Further signs that may be sought for in cases of doubtful nature, i.e. unevidenced by tophi, would be:—

(4) The presence of uricæmia.

(5) A lowered or sub-normal output of uric acid in the urine.

(6) Diminution or retardation of the output of exogenous purin.

To take up the thread of our narrative regarding the prodromal symptoms which at any moment may give place to an articular outbreak. The determinants or exciting causes having been already dealt with in the section on etiology, we shall here only note those symptoms or signs that portend the imminence of the paroxysm. These are very variable. But it is suggestive if without any change in the habits the “dyspeptic” symptoms abate somewhat or disappear.

Indeed, it is well recognised that, whatever the nature of the prodromal phenomena, they all tend to cease just before the oncoming attack. Occasionally a pre-existing depression gives way to a feeling of exuberant health or well-being. We recall the instance of a celebrated physician whose lectures always just prior to an attack took on an added brilliance.

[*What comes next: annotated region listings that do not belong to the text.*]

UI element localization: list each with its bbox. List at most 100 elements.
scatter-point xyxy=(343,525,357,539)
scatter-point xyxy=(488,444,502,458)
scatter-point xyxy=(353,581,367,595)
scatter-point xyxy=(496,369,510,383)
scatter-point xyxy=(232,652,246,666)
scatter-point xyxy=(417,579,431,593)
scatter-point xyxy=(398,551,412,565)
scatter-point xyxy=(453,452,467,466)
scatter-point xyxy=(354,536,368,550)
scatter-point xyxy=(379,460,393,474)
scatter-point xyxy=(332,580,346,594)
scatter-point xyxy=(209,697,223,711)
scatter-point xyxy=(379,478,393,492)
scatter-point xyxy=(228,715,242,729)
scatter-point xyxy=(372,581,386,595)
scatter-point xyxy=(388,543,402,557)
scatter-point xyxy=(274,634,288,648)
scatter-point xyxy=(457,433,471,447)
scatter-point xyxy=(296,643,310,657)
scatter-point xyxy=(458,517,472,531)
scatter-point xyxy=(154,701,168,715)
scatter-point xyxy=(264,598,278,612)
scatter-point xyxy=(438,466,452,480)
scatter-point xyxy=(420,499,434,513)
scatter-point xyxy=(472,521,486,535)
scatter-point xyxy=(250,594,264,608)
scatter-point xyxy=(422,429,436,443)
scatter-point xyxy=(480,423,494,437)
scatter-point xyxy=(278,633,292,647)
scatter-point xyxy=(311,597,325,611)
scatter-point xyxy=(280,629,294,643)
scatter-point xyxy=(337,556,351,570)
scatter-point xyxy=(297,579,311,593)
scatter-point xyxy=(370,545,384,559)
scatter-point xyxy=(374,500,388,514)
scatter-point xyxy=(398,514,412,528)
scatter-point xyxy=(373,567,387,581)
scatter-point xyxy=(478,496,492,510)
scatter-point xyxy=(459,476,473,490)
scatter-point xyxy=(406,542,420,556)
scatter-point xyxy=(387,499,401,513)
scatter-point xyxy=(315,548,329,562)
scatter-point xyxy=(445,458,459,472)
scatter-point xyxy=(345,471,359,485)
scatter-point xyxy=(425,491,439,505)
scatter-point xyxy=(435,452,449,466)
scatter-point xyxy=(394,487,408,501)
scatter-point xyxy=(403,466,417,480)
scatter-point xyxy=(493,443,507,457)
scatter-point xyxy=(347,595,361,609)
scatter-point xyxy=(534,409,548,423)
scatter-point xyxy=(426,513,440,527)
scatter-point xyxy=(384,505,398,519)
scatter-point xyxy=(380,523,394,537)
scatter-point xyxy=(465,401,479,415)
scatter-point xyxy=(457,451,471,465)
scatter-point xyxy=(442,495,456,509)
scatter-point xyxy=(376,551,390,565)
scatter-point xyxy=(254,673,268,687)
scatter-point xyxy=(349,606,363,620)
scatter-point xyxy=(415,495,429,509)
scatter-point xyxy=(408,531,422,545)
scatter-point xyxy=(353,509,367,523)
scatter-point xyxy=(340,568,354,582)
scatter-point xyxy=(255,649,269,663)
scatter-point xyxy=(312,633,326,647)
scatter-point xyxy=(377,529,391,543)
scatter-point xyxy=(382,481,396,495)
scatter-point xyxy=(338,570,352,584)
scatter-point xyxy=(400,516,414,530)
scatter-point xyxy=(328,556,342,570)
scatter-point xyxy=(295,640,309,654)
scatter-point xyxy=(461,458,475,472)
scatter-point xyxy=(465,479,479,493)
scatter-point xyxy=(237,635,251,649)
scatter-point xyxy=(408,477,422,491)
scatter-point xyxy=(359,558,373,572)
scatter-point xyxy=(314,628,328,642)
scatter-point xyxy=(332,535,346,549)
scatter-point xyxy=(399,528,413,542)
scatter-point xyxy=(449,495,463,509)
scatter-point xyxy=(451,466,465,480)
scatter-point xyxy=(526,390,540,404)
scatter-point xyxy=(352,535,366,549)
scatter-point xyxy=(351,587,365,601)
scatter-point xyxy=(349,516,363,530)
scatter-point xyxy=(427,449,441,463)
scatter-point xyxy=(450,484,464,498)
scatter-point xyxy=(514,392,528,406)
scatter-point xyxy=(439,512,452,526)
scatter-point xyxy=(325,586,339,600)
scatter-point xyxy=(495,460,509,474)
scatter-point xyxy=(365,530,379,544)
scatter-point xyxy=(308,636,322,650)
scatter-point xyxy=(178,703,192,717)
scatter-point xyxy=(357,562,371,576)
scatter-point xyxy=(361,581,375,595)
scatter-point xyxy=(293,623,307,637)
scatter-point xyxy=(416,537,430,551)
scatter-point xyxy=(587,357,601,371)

Reverting to more definite harbingers, it has been noted that the urine becomes scanty, and its content of uric acid much diminished, some three or four days before the paroxysm, though such is not invariable. Easier of note and widely recognised is the fact that in those exhibiting tophi pricking pains or tenderness are experienced at their site. Scudamore, Garrod, and Duckworth are all agreed on this point. Another sign noted by Sydenham was that the veins of the part about to be affected become engorged—a feature confirmed by Trousseau and others.[30]